Neuzillet et al.1 present a timely paper that aims to describe both quality of life (QoL) and erectile function (EF) changes as well as their potential preoperative predictors, specifically metabolic factors, after radical prostatectomy. The group utilizes patient data from the AndroCan trial, a prospective four-institution longitudinal cohort study of newly diagnosed patients with localized prostate cancer referred for robot-assisted radical prostatectomy. It is important to note that 1-year postoperative data were satisfactorily obtained in only 378 (28.1%) of the 1343 men who participated in the trial. The sharp drop-off was surmised by the authors to be potentially due to the nature of the EF assessment tool (the short-form International Index of Erectile Function 5-item [IIEF-5]), with men who indicated that they could not provide IIEF answers being an older cohort with worse baseline IIEF-5 scores and lower preoperative bioavailable testosterone – implying an underestimation of the IIEF outcomes as a whole.
The other main follow-up questionnaire used was the Aging Male Study (AMS) for QoL. The choice of the AMS questionnaire is interesting – the AMS scale is often used as a screening tool for testosterone deficiency rather than a global postcancer QoL measure, like the expanded prostate cancer index composite (EPIC) or the quality of life questionnaire core 30 (QLQC-30).2 This may be due to the focus on sexual function in this paper, but as such, it potentially neglects the potential impacts of postoperative urinary and bowel function on QoL and sexual outcomes.3 Another key issue is the lack of prostatectomy procedure information, specifically the nerve-sparing extent, which would have a significant impact on the outcome measures.4 Furthermore, it is unclear if any of these patients had penile rehabilitation postoperatively or used adjuncts such as phosphodiesterase type 5 (PDE5) inhibitors or other erectogenic agents, or any further cancer treatment within the year, especially as a relationship was said to have been observed between pathological aggressiveness and QoL on the global AMS score.

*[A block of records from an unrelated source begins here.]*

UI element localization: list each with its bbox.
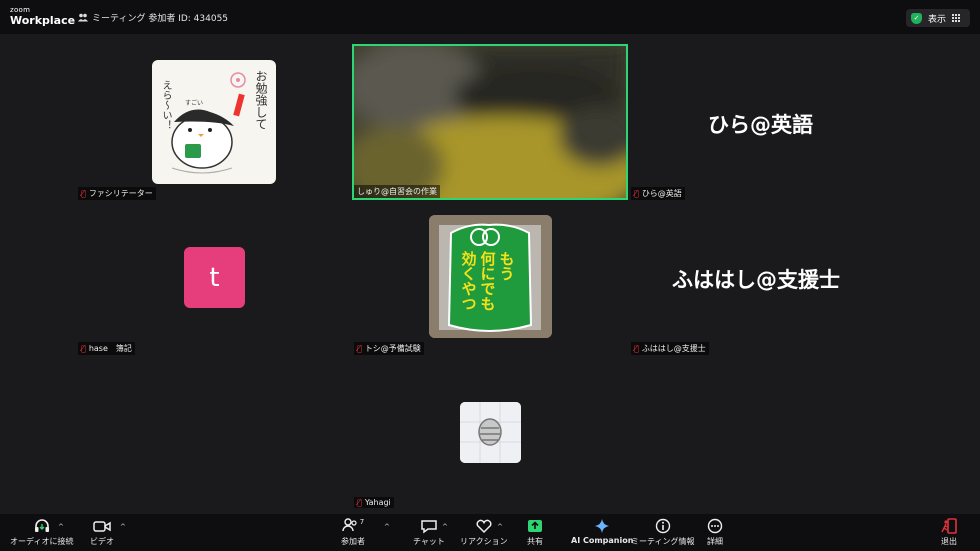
name-tag-yahagi: 🎙̸ Yahagi xyxy=(354,497,394,508)
chat-options-caret[interactable]: ^ xyxy=(442,523,448,531)
mic-muted-icon: 🎙̸ xyxy=(634,344,639,353)
reactions-options-caret[interactable]: ^ xyxy=(497,523,503,531)
ai-companion-button[interactable]: AI Companion xyxy=(571,518,633,545)
more-button[interactable]: 詳細 xyxy=(707,518,723,547)
participant-name: ふははし@支援士 xyxy=(641,344,706,353)
name-tag-shuri: しゅり@自習会の作業 xyxy=(354,185,440,198)
blurred-camera-image xyxy=(354,46,626,198)
audio-label: オーディオに接続 xyxy=(10,537,74,546)
participant-name: Yahagi xyxy=(364,498,391,507)
share-label: 共有 xyxy=(527,537,543,546)
participants-options-caret[interactable]: ^ xyxy=(384,523,390,531)
omamori-text-col1: 効くやつ xyxy=(459,251,478,311)
view-button[interactable]: ✓ 表示 xyxy=(906,9,970,27)
meeting-toolbar: オーディオに接続 ^ ビデオ ^ 7 参加者 ^ チャット ^ リアクション ^… xyxy=(0,514,980,551)
participants-icon xyxy=(342,518,357,532)
drawing-text-left: えら〜い！ xyxy=(160,80,171,130)
mic-muted-icon: 🎙̸ xyxy=(634,189,639,198)
chat-button[interactable]: チャット xyxy=(413,518,445,547)
chat-icon xyxy=(421,520,437,534)
logo-bottom: Workplace xyxy=(10,14,76,27)
zoom-logo: zoom Workplace xyxy=(10,6,76,27)
audio-options-caret[interactable]: ^ xyxy=(58,523,64,531)
mic-muted-icon: 🎙̸ xyxy=(81,344,86,353)
participants-button[interactable]: 7 参加者 xyxy=(341,518,365,547)
video-button[interactable]: ビデオ xyxy=(90,518,114,547)
more-label: 詳細 xyxy=(707,537,723,546)
ai-companion-label: AI Companion xyxy=(571,536,634,545)
participant-name: しゅり@自習会の作業 xyxy=(357,187,437,196)
name-tag-hase: 🎙̸ hase 簿記 xyxy=(78,342,135,355)
drawing-text-cup: すごい xyxy=(185,100,204,107)
participant-name: hase 簿記 xyxy=(88,344,132,353)
info-icon xyxy=(655,518,670,534)
mic-muted-icon: 🎙̸ xyxy=(81,189,86,198)
headphones-icon xyxy=(34,519,49,532)
participant-count: 7 xyxy=(359,518,365,526)
toshi-video[interactable]: 効くやつ 何にでも もう xyxy=(429,215,552,338)
sparkle-icon xyxy=(595,519,610,533)
participant-name-display-fuhashi: ふははし@支援士 xyxy=(672,268,840,292)
meeting-info-toolbar-button[interactable]: ミーティング情報 xyxy=(631,518,695,547)
name-tag-hira: 🎙̸ ひら@英語 xyxy=(631,187,685,200)
leave-button[interactable]: 退出 xyxy=(940,518,958,547)
participants-label: 参加者 xyxy=(341,537,365,546)
share-button[interactable]: 共有 xyxy=(527,518,543,547)
participant-name-display-hira: ひら@英語 xyxy=(708,113,813,137)
yahagi-video[interactable] xyxy=(460,402,521,463)
meeting-info-label: ミーティング情報 xyxy=(631,537,695,546)
chat-label: チャット xyxy=(413,537,445,546)
mic-muted-icon: 🎙̸ xyxy=(357,344,362,353)
heart-icon xyxy=(476,519,492,534)
name-tag-facilitator: 🎙̸ ファシリテーター xyxy=(78,187,156,200)
meeting-info-button[interactable]: ミーティング 参加者 ID: 434055 xyxy=(78,11,228,24)
participant-name: ファシリテーター xyxy=(88,189,153,198)
omamori-text-col3: もう xyxy=(497,251,516,281)
logo-top: zoom xyxy=(10,6,31,14)
view-label: 表示 xyxy=(928,14,947,25)
video-options-caret[interactable]: ^ xyxy=(120,523,126,531)
name-tag-fuhashi: 🎙̸ ふははし@支援士 xyxy=(631,342,709,355)
profile-photo-image xyxy=(460,402,521,463)
omamori-text-col2: 何にでも xyxy=(478,251,497,311)
mic-muted-icon: 🎙̸ xyxy=(357,498,362,507)
leave-label: 退出 xyxy=(941,537,957,546)
name-tag-toshi: 🎙̸ トシ@予備試験 xyxy=(354,342,424,355)
reactions-label: リアクション xyxy=(460,537,508,546)
camera-icon xyxy=(93,521,111,532)
participant-name: ひら@英語 xyxy=(641,189,682,198)
participants-icon xyxy=(78,13,88,22)
share-icon xyxy=(528,520,542,532)
participant-name: トシ@予備試験 xyxy=(364,344,421,353)
active-speaker-video[interactable]: しゅり@自習会の作業 xyxy=(352,44,628,200)
facilitator-video[interactable]: お勉強して えら〜い！ すごい xyxy=(152,60,276,184)
meeting-info-text: ミーティング 参加者 ID: 434055 xyxy=(92,14,229,24)
drawing-text-right: お勉強して xyxy=(254,70,268,130)
security-shield-icon: ✓ xyxy=(911,12,922,24)
exit-door-icon xyxy=(941,518,957,534)
more-icon xyxy=(707,518,723,534)
top-bar: zoom Workplace ミーティング 参加者 ID: 434055 ✓ 表… xyxy=(0,0,980,34)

The authors noted a few findings that have been previously described5 – namely that there is a worsening of EF after a year (by a mean of 8 points in this case), with a worsening of QoL – assessed here by the global AMS score, chiefly driven by its sexual domain. The non-Caucasian population was said to have “significantly higher scores for erectile dysfunction” at 1 year postoperatively although looking at the data, perhaps the better description would be higher mean IIEF-5 scores (2.5; 95% confidence interval [CI]: 0.8–4.1) indicating better outcomes. Whether this was related to better baseline IIEF-5 in the non-Caucasian cohort was not made clear. Lower baseline IIEF and higher age are known to be associated with worsening IIEF outcomes at 1 year, which has been shown in other trials in radical prostatectomy4 as well as other treatments such as focal therapy.6 While the baseline IIEF was shown to be a significant EF predictor on regression modeling in this paper, the model did not take into account other confounders shown to be potentially significant such as age, which were found to be correlated with EF scores. Surprisingly, both height and body mass index (BMI) were included in the IIEF regression model, despite the obvious interaction between the two parameters. Furthermore, the authors stated “follicle-stimulating hormone (FSH), luteinizing hormone (LH), dehydroepiandrosterone (DHEA), androstenediol (D5), and DHEA-sulfate are significantly correlated with IIEF-5, AMS psychological subscore, or AMS global score” without further elaboration – which would be important, especially as this was said to be a hypothesis-generating study, justifying no correction (such as Bonferroni’s) to probability values. By a similar measure, it is unclear why an increased cholesterol level would be associated with better EF results.
While the authors have certainly analyzed a crucial amount of important data, there remain flaws in both methodology and gaps in interpretation of the results that would merit deeper discussion and analysis.
COMPETING INTERESTS
The author declares no competing interests.